Have you ever needed to face plane a board without a jointer? It’s not as difficult as you might think.
For this example, I used a rough piece of cherry that needed to be face and edge planed. If I had a jointer, I would simply run the piece over the cutter head and get a flat face through multiple passes. In my shop, however, I don’t have the room to keep a jointer, and I don’t think I’ll be able to get the money out of the household budget to buy one any time soon. Being a hobby woodworker requires a little ingenuity, and a willingness to try other ways. In this case, it’s the old-fashioned way – hand planes.
Here’s what I used – a jack plane, a jointer plane and a No. 32 transitional fore plane.

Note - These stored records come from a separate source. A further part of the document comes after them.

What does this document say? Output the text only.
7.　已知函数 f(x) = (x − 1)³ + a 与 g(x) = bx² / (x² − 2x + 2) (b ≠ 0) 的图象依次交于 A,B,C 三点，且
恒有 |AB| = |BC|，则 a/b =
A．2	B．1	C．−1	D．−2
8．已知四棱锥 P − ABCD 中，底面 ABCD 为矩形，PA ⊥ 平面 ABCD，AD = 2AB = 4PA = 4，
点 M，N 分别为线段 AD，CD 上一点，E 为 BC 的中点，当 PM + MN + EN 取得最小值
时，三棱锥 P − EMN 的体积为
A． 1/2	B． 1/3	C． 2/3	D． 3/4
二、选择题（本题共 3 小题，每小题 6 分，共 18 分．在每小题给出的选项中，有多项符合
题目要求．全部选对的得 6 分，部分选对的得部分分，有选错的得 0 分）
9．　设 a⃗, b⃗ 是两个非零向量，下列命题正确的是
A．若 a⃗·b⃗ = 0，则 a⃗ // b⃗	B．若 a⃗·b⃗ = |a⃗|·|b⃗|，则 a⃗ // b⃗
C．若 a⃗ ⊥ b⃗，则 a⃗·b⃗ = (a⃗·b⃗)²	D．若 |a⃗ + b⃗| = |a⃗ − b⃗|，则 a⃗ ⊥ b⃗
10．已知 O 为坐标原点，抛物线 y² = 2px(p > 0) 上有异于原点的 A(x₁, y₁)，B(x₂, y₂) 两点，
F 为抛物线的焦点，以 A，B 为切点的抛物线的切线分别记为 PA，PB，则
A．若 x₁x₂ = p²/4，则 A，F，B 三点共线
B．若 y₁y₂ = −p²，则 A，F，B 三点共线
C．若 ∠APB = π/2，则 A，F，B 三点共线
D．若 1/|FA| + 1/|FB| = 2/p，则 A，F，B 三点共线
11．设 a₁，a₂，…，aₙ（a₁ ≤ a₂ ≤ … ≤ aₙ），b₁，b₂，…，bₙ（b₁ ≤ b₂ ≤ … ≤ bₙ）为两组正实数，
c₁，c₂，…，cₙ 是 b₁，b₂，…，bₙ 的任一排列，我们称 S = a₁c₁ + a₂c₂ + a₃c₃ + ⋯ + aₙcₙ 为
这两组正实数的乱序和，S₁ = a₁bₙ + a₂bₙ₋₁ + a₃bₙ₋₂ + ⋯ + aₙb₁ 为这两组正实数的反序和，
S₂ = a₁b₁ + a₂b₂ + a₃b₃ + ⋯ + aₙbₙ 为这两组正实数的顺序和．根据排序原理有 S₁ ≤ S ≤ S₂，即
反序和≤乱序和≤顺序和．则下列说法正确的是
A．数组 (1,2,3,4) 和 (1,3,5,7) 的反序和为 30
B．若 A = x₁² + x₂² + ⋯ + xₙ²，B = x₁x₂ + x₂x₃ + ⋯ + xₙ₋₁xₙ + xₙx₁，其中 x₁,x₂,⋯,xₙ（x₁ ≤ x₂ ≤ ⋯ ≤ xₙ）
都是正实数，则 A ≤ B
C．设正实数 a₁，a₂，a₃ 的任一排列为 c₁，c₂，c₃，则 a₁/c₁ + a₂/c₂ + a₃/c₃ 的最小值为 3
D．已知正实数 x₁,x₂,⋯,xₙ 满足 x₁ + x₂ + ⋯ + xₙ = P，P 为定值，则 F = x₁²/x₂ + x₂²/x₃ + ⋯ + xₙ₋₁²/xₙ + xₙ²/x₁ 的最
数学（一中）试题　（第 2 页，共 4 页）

I purchased all of the planes from eBay for a combined total of about $40. All were in pretty good shape and required just a few touch ups and sharpening to be usable. The thickness planer will come into play later on in the process.
After I cross cut the board to rough length (there’s no need to do the entire board – that’s just a waste of time and wood), I placed the board cup down (it had a cup) and rock the sides and edges looking for the board to wobble. Sure enough, it did!
Once I identified where the board was highest, I flipped the board over and marked the high areas with chalk. This way, I wouldn’t lose track of where I need to work first. Yes, that happens in my shop, too.
Before I used bench dogs and other more traditional hold-downs, I clamped across the bench and got to work with the No. 5 and No. 32 planes. If you have only a jack or a fore, you can do this with only that one plane. I just prefer to use the fore plane for the roughest removal, then the more finely-tuned jack plane to even the work out. My first task was to shave down the high areas.
Once the high areas were down to a manageable level, I switched to the No. 7 jointer and waxed the sole with the stub of an old candle. Waxing your plane sole makes the plane slide nicely.
After working on the board with the jointer, and flipping it back onto its face to make sure I had removed the warp, the board sat solidly on the work bench. At this point, I knew I had one side of the board flat enough to go through the thickness planer.
Now, I found the thickest part of the board – in this case, a hair under 1 1/4″. I set the planer’s head, plugged in the cord and watched the wood chips fly After getting the top side completely smooth, I flipped the board over and planed out the rough areas on the bottom and got the piece to its final thickness.
Total time from start to finish? Maybe five minutes…
Now that the board had flat and parallel faces, I took it to the table saw to straight-line rip the board and joint the edges, but, that’s for another post!
Who says those old planes are just wall decorations?